By Jon Agar, on 26 September 2009

‘The Arctic is Russian’, explained Artur Chilingarov, leader of an expedition that planted a Russian flag on the sea floor at the North Pole in August 2007, ‘We must prove the North Pole is an extension of the Russian coastal shelf’. As Daniel Cressey explains, under the 1982 United Nations Convention on the Law of the Sea, countries could lay claim to areas beyond the standard 200 nautical mile limit, so long as there was a “natural prolongation” of its continental shelf. The Russians argued that the Lomonosov shelf, which stretches undersea across the polar region connected to the motherland. Canada and Denmark (Greenland) disputed the claim. The dispute would revolve wround interpretations of geophysical and geological data, snatched during explorations in the brief Arctic summer. At stake was unknown oil, gas and mineral wealth.

While reminiscent of Antarctic politics, in which scientific activity was a marker for future possible claims (discussed in my chapter of Cold War sciences) and despite the Russian presence, this episode is not best understood as a re-emergence of older Cold War tensions. Rather it is a vigorous expression of nationalistic interests. There are comparable clashes between Western nations – between France, Spain, Britain and Ireland over the Bay of Biscay for example.

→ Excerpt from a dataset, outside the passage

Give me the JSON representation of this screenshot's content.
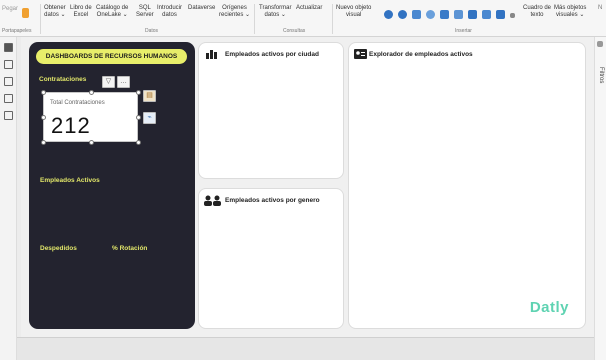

Nevertheless, the two decades since the end of the Cold War have seen some of the organisations most associated, even defined, by the conflict, struggle for new rationales and identities. DARPA (the Defense Advanced Research Project Agency, the renamed ARPA in 1972) provides a good example.

Recall that ARPA was designed as a lean, fast-moving agency to fund defence research projects to enable the United States to overtake the Soviet Union following Sputnik. Its successes included the ARPANET, Project Vela (detecting nuclear detonations), the anti-ballistic missile system Defender, and stealth aircraft (first flying in 1977).

On the one hand DARPA in the post-Cold War years attracted criticism. Sharon Weinberger notes insider views that DARPA conferences were now “light in substance” and too close to Hollywood gimmickry. Furthermore, in the conflict in Iraq when innovative military solutions were needed, the Pentagon turned to agencies such as the Joint Improvised Explosive Device Defeat Organization, and not DARPA.

On the other hand, the old DARPA was regarded as a model of an innovative organisation, and a model to copy. Examples include IARPA (for Intelligence), HSARPA (for Homeland Security), and ARPA-E (for energy, with a particular emphasis on energy security and latterly climate change).